A few of the local attractions in the Sevierville, Pigeon Forge and Gatlinburg areas are: The statue of Dolly Parton in downtown Sevierville is a popular photo op. There are also some cute little gift shops and restaurants.
The Bush Bean Factory—have your picture taken with Duke, the Wonder Dog, and learn all about the local family that still runs the Bush Bean company. Very interesting tour, includes a café and general store.
Forbidden Caverns: See all of the beauty that is tucked inside the Smoky Mountains. Known as one of America’s most spectacular caverns, these caves are filled with spectacular formations, natural chimneys, grottos,and mountain streams.
The Titanic, Wonderworks, Dollywood and Dollywood Splash Park, Lumberjack Feud, Dixie Stampede, and The Smoky Mountain Opry are some of the most popular attractions in Pigeon Forge.
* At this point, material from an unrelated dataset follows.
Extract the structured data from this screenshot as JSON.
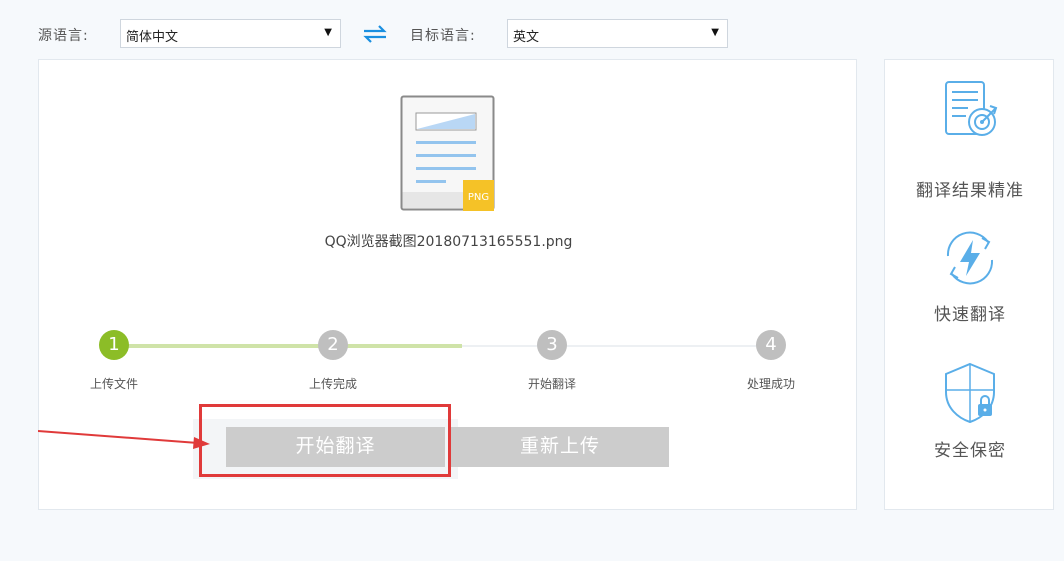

There’s also horseback riding, helicopter rides, zip lines, alpine coasters, go carts, trampoline park, wineries, white water rafting and tubing down a relaxing river if you are so inclined. The Island is also a popular area in Pigeon Forge, with rides, shopping and restaurants and, of course, the giant ferris wheel!
For the shopper: Tanger Outlets at Five Oaks is a popular destination with great stores such as Coach, Ralph Lauren, Banana Republic, J. Crew and a host of others. If you are looking for more unusual items, there’s the Village Shops in Gatlinburg, the Glades district in Gatlinburg filled with all sorts of local craftsmen and their beautiful creations.
Spa experiences: Riverstone Spa in Pigeon Forge and the spa at Margaritaville are both excellent.
For nature lovers:
The Great Smoky Mountains becomes your backyard while staying in this area. Hiking trails abound as well as roads for mountain biking. Ober Gatlinburg has tubing and ski runs and you can ice skate after riding the gondola up the side of the mountain.
Cades Cove is a popular destination and is full of wild life! It is closed to vehicular traffic Saturdays and Wednesdays until 10 a.m. when you may bike or walk through the cove and experience it in a whole new way.
There are picnic areas, horseback riding stables and great places to throw your tube in on a hot summer day!
Set against the backdrop of the foothills of the Smoky Mountain, Douglas Lake is a popular lake for all types of people. With 513 miles of shoreline, there is plenty of room for boating, fishing or just enjoying nature. There are campgrounds surrounding the lake and recreation areas which include picnic areas and restrooms.
Birdwatching is best from late July to early October. Nourished by three rivers, Douglas Lake has become the premier crappie lake in East Tennessee. Other good fishing includes: white bass, sauger, black crappie, striped bass, spotted bass, walleye, blue cat, flat head catfish, channel catfish, red horse, red breast sunfish and bluegill. Fishing is a year round sport at Douglas although spring and fall are the preferred seasons. From November to May, the wide shallow embankment, fertile creek hollows and stump beds, attract the crappie in huge numbers during the spring spawning season making crappie fishing excellent! Spring is the best time for bass fishing but you’ll find there’s good stock year-round.
If you want to add a hiking adventure to your time at the lake, the trailhead to the Trotter Bluff Small Wild Area is adjacent to the Douglas Dam Headwater Campground. Hike the almost 2 miles of trail that winds through 30 acres of hardwood forest and limestone sinkholes to an overlook of the lake’s tailwaters. Springtime hikes are enhanced with colorful wildflowers that dot the landscape.The Dandridge Partnership Trail is a 1.2 mile out-and back that winds through wooded terrain.
**Douglas Lake is a seasonal lake regulated by the TVA. There will always be water in the main channel however, during certain times of the year there will not be a lot of water at our shoreline. The TVA starts to fill the lake over Memorial Day and it is usually full by the end of May. The TVA then starts to empty the lake after Labor Day and by the end of September, there is not a lot of water at our shoreline but there is still water in the main channel and you can drop your boat at one of the marinas on the main channel.